Но я проявил настойчивость.
— Если печатный орган обкома будет совершать сделки с явными жуликами, то его надо закрыть! — заявил я. — Авторитет можно завоевать, только проявляя принципиальность и бескомпромиссность. И коль скоро вас так пугает возможность встретиться нос к носу с Джебраилом Ширвани, то рейдом будете руководить вы!
К моему удивлению, ответственный секретарь не стал возражать и тут же согласился.
Рейд начался, а на следующий день начальник горторга прислал ко мне своего заместителя Мамеда Багирова.
Ему было уже за пятьдесят. Он улыбнулся, показав ряд золотых зубов, и сказал, что зангезурец, мол, мой земляк. Прошел к столу, поскрипывая начищенными ботинками, и теребил в руках довольно увесистую золотую цепь, к которой были прикреплены часы.
— Я вас слушаю, — сухо сказал я.
— Товарищ Ширвани просил передать, что в интересах дела было бы хорошо, если бы ваши корреспонденты оставили горторг в покое. Уже пять лет я работаю в торговой системе, и ни разу у нас не возникало разногласий с газетой.

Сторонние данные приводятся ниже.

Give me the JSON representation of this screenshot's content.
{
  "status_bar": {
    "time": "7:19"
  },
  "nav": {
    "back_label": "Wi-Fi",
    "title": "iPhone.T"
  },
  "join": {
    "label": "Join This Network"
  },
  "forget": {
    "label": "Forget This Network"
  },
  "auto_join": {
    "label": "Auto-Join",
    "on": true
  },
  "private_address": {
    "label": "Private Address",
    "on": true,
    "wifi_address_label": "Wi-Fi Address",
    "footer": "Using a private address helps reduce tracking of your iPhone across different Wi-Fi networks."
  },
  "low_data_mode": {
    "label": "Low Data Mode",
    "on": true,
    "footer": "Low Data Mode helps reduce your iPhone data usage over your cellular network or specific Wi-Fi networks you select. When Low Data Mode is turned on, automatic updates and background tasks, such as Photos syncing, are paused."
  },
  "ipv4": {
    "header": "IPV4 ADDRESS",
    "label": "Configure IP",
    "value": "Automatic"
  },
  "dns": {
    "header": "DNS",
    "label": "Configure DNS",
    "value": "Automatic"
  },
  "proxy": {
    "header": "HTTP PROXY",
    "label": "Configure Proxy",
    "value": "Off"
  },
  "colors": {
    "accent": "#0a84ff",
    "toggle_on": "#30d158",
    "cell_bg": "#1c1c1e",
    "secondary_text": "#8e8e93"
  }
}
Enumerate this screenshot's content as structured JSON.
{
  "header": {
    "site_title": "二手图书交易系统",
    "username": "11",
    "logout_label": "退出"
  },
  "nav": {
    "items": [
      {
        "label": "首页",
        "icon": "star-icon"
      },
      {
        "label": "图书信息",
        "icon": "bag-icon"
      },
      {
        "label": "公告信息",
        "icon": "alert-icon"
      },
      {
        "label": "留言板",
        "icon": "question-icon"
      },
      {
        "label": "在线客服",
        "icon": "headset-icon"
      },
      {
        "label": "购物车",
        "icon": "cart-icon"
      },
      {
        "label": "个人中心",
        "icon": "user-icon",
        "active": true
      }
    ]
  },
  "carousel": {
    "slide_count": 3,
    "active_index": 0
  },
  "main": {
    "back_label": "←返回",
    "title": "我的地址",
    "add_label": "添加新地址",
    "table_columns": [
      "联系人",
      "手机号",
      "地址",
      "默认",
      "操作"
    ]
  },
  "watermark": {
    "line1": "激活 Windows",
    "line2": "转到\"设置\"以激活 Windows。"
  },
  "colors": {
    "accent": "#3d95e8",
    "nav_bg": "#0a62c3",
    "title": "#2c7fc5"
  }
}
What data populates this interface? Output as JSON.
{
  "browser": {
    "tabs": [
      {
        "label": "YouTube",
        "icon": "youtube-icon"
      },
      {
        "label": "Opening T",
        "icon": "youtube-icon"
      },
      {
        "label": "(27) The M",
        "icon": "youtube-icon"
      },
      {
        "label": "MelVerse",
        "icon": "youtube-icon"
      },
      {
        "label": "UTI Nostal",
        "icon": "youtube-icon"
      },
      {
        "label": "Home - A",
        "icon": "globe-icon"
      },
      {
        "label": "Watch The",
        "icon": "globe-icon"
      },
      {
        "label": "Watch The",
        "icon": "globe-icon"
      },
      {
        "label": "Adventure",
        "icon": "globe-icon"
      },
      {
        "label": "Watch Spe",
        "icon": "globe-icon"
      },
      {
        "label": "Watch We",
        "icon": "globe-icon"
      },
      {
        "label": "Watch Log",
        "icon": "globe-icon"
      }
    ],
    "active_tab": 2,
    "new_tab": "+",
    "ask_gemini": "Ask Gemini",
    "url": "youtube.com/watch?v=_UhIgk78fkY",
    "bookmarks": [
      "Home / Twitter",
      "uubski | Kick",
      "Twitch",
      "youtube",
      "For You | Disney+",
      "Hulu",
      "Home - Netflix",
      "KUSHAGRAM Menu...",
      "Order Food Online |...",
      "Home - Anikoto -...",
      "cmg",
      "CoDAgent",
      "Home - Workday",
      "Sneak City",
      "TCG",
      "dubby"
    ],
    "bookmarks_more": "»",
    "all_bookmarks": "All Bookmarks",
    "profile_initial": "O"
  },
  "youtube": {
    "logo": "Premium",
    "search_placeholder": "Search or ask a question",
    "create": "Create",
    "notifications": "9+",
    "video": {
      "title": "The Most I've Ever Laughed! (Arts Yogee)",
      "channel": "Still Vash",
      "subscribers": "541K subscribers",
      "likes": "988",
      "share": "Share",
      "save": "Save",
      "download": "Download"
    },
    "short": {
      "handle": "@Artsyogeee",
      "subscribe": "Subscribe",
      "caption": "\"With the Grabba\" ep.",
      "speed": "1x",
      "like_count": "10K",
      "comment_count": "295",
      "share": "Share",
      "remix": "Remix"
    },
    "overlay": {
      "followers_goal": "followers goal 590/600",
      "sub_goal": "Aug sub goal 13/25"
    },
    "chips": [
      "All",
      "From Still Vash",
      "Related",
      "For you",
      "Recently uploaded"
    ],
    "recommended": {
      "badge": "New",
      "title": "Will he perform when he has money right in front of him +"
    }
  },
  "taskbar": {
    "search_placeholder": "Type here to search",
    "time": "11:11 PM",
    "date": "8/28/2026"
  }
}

Я молчал, а он между тем продолжал:
— Джебраил Ширвани работает здесь еще дольше. Его знают не только в Баку, но и в Москве.
— А вот в Нахичевани его, возможно, не знают.
— Вы, наверно, шутите?
— Какие шутки!
Тогда Мамед Багиров решил внести определенность в наши с ним отношения:
— Может быть, у тебя есть какое-нибудь желание? Или нужна помощь? Говори, не стесняйся!
— Да, есть пожелание.
— Ну вот, — оживился он, — это другой разговор! Я весь внимание!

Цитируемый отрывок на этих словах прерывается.